Buried in the Renewable Fuel Standards for 2023, 2024 and 2025, as finalized in June, is an unexpected change to the obligated fuel volume calculations. The change has the same effect as small refinery exemptions granted after a final rule.
EPA notes that the volumes of obligated fuel that refiners report at the end of each year are consistently higher than the volumes projected by the Energy Information Administration at the beginning of the year. That isn’t surprising. EIA’s models incorporate assumptions about the impacts of various policies, one of which is the RFS. In fact, EIA recently announced a major change to the Annual Energy Outlook to incorporate impacts of the 2022 Inflation Reduction Act. And in 2021 EIA changed its reporting of biodiesel and renewable diesel to reflect the volumes actually delivered to the market, which also has an impact on the projections.
Nevertheless, EPA elected to raise EIA’s projections of obligated gasoline and diesel for 2023, 2024 and 2025 by 3.5% annually to adjust for the perceived discrepancy in past years. EPA plugs EIA’s projections into the denominator in the Renewable Volume Obligation calculation, and then subtracts EIA’s projections of annual ethanol and biodiesel use, as well as fuels used in Alaska (which does not participate in the RFS) and in ocean-going vessels.
EPA would also subtract any gasoline and diesel produced by exempt small refineries – as long as it grants the exemptions before finalizing the rule. Since 2016, EPA has only granted these exemptions after the final annual rule, inserting zero into the RVO formula and sometimes leaving billions of gallons of gasoline and diesel out of the obligation. In 2016, 2017 and 2018, for example, small refinery exemptions reduced required volumes of biomass-based diesel by hundreds of millions of gallons.
It may seem like a trivial adjustment. But refiners reported 177 billion gallons of obligated fuel in 2021. EPA’s 3.5% increase to the calculation potentially exempts 5.75 billion to 5.9 billion gallons of fuel each year– roughly equivalent to six small refinery exemptions.
The table below compares the annual RVO percentages set by EPA (incorporating the 3.5% increase to the denominator) and the RVO percentages calculated per the formula without the increase. The original values were reported in Calculation of Final 2023-2025 Percentage Standards, posted to the rule docket. (The document shows that EPA, in fact, applied the 3.5% increase to the entire denominator, unintentionally increasing all of EIA’s projections, including fuels used in Alaska and ocean-going vessels.)

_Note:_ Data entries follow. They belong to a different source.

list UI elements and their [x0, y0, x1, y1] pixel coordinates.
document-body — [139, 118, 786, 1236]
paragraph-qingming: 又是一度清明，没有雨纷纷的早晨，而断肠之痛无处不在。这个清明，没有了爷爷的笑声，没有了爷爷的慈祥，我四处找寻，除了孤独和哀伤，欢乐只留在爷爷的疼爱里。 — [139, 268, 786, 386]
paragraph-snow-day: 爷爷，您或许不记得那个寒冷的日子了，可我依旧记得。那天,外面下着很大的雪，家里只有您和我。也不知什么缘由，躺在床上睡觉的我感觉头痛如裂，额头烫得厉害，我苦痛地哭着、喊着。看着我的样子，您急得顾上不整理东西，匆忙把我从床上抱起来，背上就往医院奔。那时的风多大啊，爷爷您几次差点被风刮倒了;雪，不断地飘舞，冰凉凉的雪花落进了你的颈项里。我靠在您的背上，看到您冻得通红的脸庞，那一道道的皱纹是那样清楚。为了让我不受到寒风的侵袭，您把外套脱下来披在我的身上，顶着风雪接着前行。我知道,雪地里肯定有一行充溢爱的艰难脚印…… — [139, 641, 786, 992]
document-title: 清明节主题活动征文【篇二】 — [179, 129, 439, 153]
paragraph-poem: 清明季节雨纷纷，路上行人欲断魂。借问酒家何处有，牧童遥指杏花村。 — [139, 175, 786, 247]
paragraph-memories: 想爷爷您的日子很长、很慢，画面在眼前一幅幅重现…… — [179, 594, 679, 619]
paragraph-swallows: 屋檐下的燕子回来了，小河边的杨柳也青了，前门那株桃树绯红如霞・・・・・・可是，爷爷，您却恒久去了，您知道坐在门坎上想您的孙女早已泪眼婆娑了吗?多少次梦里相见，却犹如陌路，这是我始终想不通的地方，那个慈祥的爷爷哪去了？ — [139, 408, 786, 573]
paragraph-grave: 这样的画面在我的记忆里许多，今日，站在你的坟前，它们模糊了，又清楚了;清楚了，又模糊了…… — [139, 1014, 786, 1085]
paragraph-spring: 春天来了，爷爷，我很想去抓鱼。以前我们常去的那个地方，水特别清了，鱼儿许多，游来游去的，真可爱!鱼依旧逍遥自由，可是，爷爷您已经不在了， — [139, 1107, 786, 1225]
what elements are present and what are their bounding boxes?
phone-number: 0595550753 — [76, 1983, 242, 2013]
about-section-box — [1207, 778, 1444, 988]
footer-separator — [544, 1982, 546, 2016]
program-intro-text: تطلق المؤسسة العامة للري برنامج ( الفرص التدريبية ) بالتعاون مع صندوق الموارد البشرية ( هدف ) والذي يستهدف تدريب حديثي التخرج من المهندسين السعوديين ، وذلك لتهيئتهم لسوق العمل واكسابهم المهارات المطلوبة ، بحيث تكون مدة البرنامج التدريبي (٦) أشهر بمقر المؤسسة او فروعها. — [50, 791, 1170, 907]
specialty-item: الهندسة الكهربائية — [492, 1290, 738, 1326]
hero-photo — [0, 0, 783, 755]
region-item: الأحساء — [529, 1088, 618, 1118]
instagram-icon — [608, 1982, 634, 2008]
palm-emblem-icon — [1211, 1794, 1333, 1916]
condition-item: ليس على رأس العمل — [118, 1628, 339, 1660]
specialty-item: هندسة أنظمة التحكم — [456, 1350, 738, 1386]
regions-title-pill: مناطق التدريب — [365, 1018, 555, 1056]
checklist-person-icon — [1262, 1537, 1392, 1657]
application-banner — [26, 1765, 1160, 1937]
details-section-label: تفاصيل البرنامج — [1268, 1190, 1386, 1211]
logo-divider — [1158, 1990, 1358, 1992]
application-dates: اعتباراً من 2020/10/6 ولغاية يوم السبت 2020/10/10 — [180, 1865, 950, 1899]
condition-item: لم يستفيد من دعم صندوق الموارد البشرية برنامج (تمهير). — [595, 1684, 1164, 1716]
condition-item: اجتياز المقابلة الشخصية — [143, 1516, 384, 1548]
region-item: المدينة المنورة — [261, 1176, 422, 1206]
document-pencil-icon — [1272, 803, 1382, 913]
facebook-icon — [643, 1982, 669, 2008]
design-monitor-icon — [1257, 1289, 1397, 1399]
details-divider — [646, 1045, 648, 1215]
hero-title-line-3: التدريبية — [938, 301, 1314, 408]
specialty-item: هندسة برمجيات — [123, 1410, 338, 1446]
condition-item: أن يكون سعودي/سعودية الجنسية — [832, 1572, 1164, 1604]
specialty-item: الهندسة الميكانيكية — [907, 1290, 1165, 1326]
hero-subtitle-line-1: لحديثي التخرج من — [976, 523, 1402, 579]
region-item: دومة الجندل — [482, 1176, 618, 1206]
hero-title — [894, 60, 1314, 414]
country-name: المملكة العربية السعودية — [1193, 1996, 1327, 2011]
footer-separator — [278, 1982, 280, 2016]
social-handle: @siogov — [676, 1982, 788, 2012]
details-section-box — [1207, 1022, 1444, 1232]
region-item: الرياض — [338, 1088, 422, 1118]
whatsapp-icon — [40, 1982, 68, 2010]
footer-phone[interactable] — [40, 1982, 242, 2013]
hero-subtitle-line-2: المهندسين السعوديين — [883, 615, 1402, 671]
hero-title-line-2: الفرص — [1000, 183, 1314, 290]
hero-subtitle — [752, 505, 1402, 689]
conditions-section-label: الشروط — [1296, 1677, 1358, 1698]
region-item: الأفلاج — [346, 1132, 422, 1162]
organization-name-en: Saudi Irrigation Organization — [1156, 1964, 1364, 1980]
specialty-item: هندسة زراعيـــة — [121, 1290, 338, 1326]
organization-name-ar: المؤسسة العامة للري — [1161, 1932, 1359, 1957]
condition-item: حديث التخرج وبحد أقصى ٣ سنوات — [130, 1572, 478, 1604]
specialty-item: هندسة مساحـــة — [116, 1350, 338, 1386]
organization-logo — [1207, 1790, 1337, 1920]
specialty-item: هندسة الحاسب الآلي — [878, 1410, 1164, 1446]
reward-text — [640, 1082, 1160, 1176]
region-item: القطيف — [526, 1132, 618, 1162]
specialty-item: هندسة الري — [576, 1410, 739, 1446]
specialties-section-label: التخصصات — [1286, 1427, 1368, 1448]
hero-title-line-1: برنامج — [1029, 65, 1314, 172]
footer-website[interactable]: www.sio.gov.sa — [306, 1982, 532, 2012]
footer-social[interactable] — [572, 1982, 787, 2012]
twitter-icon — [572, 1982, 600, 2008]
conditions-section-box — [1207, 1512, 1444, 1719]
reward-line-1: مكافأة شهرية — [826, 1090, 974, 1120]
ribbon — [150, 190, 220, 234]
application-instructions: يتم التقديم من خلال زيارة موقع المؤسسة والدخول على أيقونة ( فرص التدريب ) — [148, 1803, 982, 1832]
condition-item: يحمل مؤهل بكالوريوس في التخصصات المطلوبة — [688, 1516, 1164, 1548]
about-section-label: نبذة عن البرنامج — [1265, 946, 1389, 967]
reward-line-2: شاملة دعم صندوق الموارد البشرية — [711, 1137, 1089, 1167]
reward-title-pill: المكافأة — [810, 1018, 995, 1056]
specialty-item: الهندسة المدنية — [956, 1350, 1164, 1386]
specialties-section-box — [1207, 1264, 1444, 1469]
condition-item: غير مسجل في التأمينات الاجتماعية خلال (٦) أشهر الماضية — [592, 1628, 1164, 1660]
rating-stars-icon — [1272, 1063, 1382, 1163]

The biomass-based diesel and overall advanced biofuel RVOs were changed by about a tenth of a percentage point each year. It may seem hardly noticeable. However, 0.1% of 177 billion gallons is 177 million gallons – a considerable amount. Biodiesel and renewable diesel volumes are impacted by roughly 100 million gallons (considering the RIN value).
Note that EPA made this change only in the final rule; the agency did not propose it last December or open it to public comment. So, to a large extent the change did go unnoticed. Further, it may have been unnecessary given EIA’s recent changes to its projections.
If EPA’s upward adjustment to EIA’s projections overshoots the actual volume of obligated gasoline and diesel reported at the end of 2023, the paltry increase for biomass-based diesel of 60 million gallons in 2023 could be completely wiped away. Since the adjustment impacts all four RVOs, any spillover space in the overall volume is also constrained – by about 700 million to 800 million RINs each year. If EPA reverses recent policy to deny small refinery exemptions, the problem will be compounded.
The biodiesel and renewable diesel industry is still increasing production at a rapid pace this year. Production through the first six months of 2023 remains 35% on average above the same time frame in 2022.
As EPA begins work on the 2026 rule – technically due by November 2024 – it should properly assess the industry’s progress as well as the updates to EIA’s projections.
Originally shared by Paul Winters of Clean Fuels Alliance America, August 8, 2023.